Hadits ini memberikan tuntunan untuk selalu berbuat baik dalam setiap keadaan. Usaha terbaik, usaha semaksimalnya. Karena perbuatan baik itulah yang akan menyelamatkan kita kelak. Walau, maaf, pada akhirnya kita jadi korban keadaan karena kondisi yang terus memburuk misalnya, tetapi niat dan amal baik kita menjadi pembeda. Dengan demikian dalil ini melengkapi hadits-hadits sebelumnya, kenapa tidak boleh lari dan kenapa tidak boleh mendekat.
Sangat disayangkan dalam hal ini jika masih ada jiwa-jiwa yang setengah-setengah dalam berusaha, atau malah ogah-ogahan bahkan tidak peduli sekalian. Firman Allah dalam Surat Al-Anfal ayat 25 rasanya perlu jadi menu berikutnya. Globalisasi semakin nyata memberikan pelajaran kepada kita bahwa apa yang terjadi di luar kita berdampak kepada kita. Dan sebalikanya apa yang kita perbuat, berakibat kepada sekitar juga. Allah berfirman;
وَاتَّقُوا فِتْنَةً لَا تُصِيبَنَّ الَّذِينَ ظَلَمُوا مِنْكُمْ خَاصَّةً وَاعْلَمُوا أَنَّ اللَّهَ شَدِيدُ الْعِقَابِ
Dan takutlah kalian dari fitnah/siksaan yang tidak khusus menimpa orang-orang yang zalim saja di antara kalian. Dan ketahuilah bahwa Allah amat keras siksaan-Nya.

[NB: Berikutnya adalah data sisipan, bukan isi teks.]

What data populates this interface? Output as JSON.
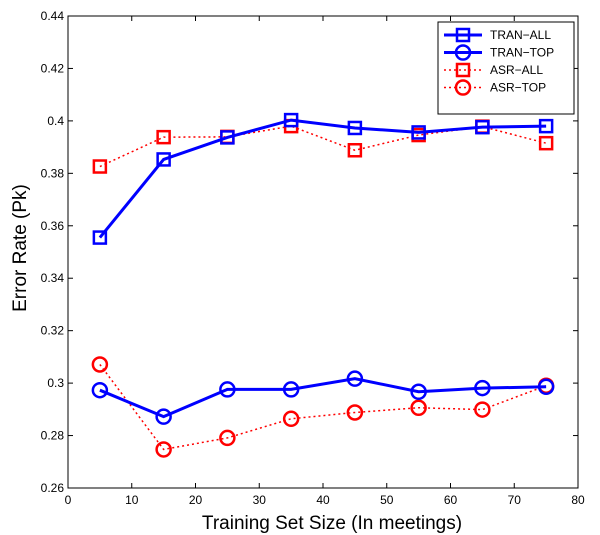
{
  "chart_data": {
    "type": "line",
    "xlabel": "Training Set Size (In meetings)",
    "ylabel": "Error Rate (Pk)",
    "xlim": [
      0,
      80
    ],
    "ylim": [
      0.26,
      0.44
    ],
    "xticks": [
      "0",
      "10",
      "20",
      "30",
      "40",
      "50",
      "60",
      "70",
      "80"
    ],
    "yticks": [
      "0.26",
      "0.28",
      "0.3",
      "0.32",
      "0.34",
      "0.36",
      "0.38",
      "0.4",
      "0.42",
      "0.44"
    ],
    "grid": false,
    "legend_position": "top-right",
    "x": [
      5,
      15,
      25,
      35,
      45,
      55,
      65,
      75
    ],
    "series": [
      {
        "name": "TRAN−ALL",
        "values": [
          0.3555,
          0.3853,
          0.3937,
          0.4003,
          0.3973,
          0.3956,
          0.3976,
          0.398
        ],
        "color": "#0000ff",
        "marker": "square",
        "line": "solid"
      },
      {
        "name": "TRAN−TOP",
        "values": [
          0.2973,
          0.2872,
          0.2976,
          0.2976,
          0.3017,
          0.2967,
          0.2981,
          0.2986
        ],
        "color": "#0000ff",
        "marker": "circle",
        "line": "solid"
      },
      {
        "name": "ASR−ALL",
        "values": [
          0.3826,
          0.3938,
          0.3939,
          0.398,
          0.3888,
          0.3946,
          0.3978,
          0.3915
        ],
        "color": "#ff0000",
        "marker": "square",
        "line": "dotted"
      },
      {
        "name": "ASR−TOP",
        "values": [
          0.3071,
          0.2747,
          0.2791,
          0.2864,
          0.2888,
          0.2906,
          0.2899,
          0.299
        ],
        "color": "#ff0000",
        "marker": "circle",
        "line": "dotted"
      }
    ]
  }
}
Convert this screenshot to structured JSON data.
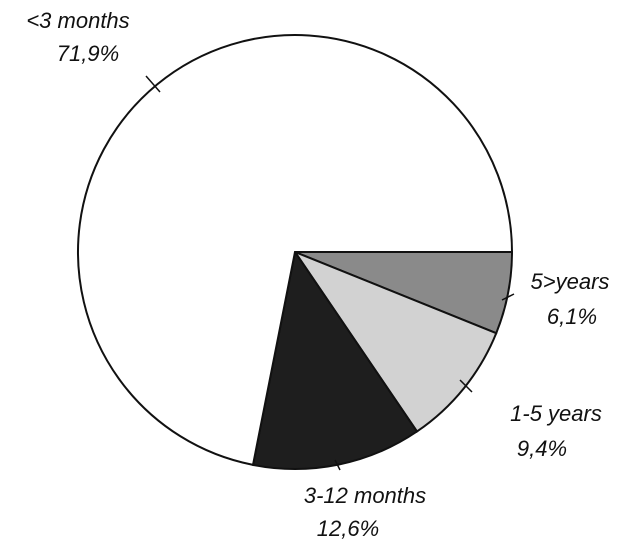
{
  "chart_data": {
    "type": "pie",
    "categories": [
      "5>years",
      "1-5 years",
      "3-12 months",
      "<3 months"
    ],
    "values": [
      6.1,
      9.4,
      12.6,
      71.9
    ],
    "value_labels": [
      "6,1%",
      "9,4%",
      "12,6%",
      "71,9%"
    ],
    "colors": [
      "#8a8a8a",
      "#d2d2d2",
      "#1e1e1e",
      "#ffffff"
    ]
  }
}
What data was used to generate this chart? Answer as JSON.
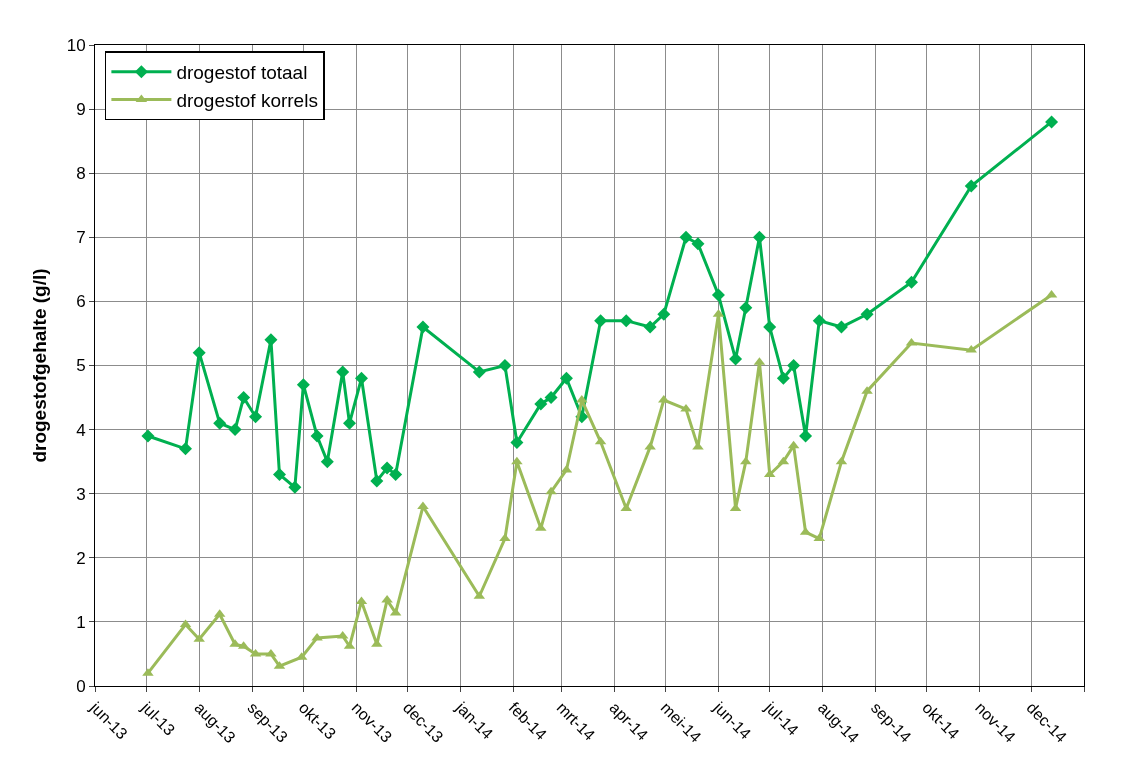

Nah, pilihan terbaik dalam keadaan seperti ini adalah selalu taat, tetap tenang, tidak panik dan terus fokus pada diri sendiri untuk terus berbuat baik dan baik, walau mungkin sekitar banyak yang mengabaikan. Barangkali perbuatan baik kita bisa menginspirasi jiwa-jiwa lainnya. Jangan terpengaruh ikutan cuek dan menyepelekan. Karena dengan berbuat baik itu, artinya kita sudah siap apapun yang akan terjadi. JIka selamat dari wabah akan keluar sebagai pemenang, jika kena wabah pun tetap menang juga. Ayo terus berbudi luhur!